The ICI Pension Fund has insured a further £1.8bn (€2.4bn) of its liabilities, following a 2014 buy-in worth £3.6bn.

Combined with the 2014 deal that saw a £3bn buy-in agreed with Legal & General (L&G) and a £600m agreement struck with Prudentialto date the largest buy-ins conducted in the UK – the £9.5bn fund for workers of Imperial Chemical Industries has now insured more than half its liabilities.

The £1.8bn insured since the initial deal was announced were transferred to L&G and Prudential in four separate transactions – bringing the number of transactions agreed with each insurer to three, according to a letter sent to the fund’s members earlier this year.

Consultancy LCP said scheme trustees had agreed the transfer as part of a so-called umbrella contract, likening the approach to one taken when using swaps and derivatives.
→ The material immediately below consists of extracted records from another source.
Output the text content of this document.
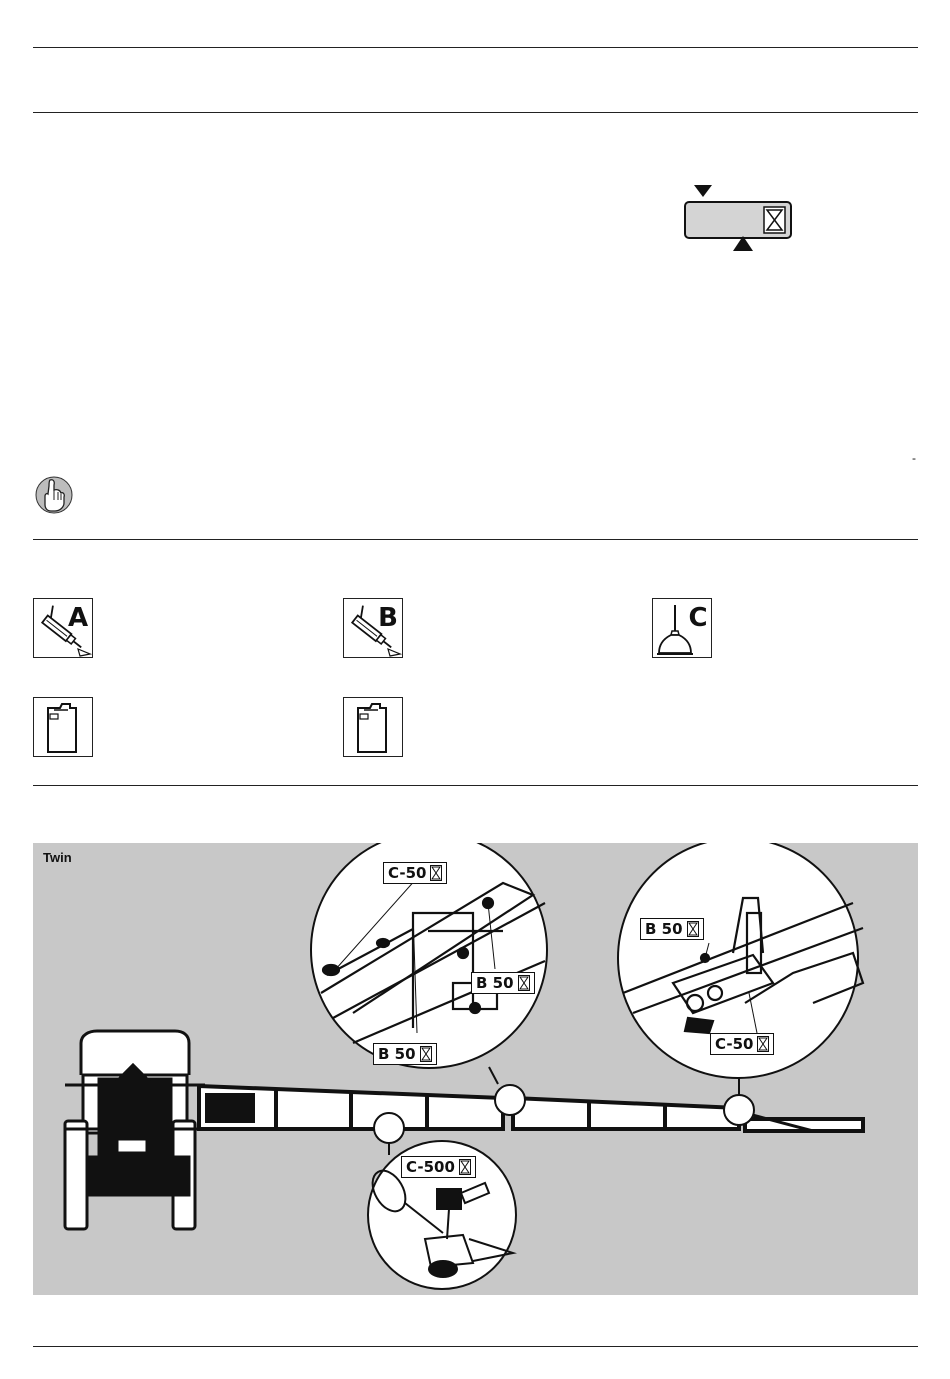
-
A	B	C
Twin
C-50
B 50
B 50
B 50
C-50
C-500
Clive Wellsteed – who, as head of LCP’s de-risking practice, led on the transactions – said: “The key advantage of the ‘umbrella and schedule’ approach is that the trustee can move quickly to insure additional tranches of liabilities when competitive pricing becomes available, as the execution process is limited to documentation of the key ‘tranche-specific’ parameters.”

Wellsteed said the parameters that needed to be agreed included how the policy’s premium would be paid, and the timescale for the cleansing of any scheme membership data.

Heath Mottram, chief executive of the scheme, said he had no doubt the approach pursued by the fund had improved the pricing achieved.

According to the fund’s latest funding statement, its coverage ratio stood at 93% in March, a marginal improvement of 2 percentage points over 2014.

However, in a letter to members explaining the additional bulk annuity deals agreed since 2014, the chairman of the fund, David Gee, credited the improvement to a deficit-reduction payment made by sponsor AkzoNobel in January.

The letter added that a revised deficit-reduction plan would see the Dutch parent company pay £978m into the fund by 2021.

The UK has to date been the single-largest market for de-risking transactions, such as ICI’s acquisition of bulk annuities.

According to a paper by Prudential, the transactions across the UK, Canada and the US were worth $260bn (€231bn) between 2007 and the end of June – with the UK accounting for nearly 70% of deals, and the US one-quarter.

The insurer said 40 pension funds had completed deals worth $1bn or more during the period.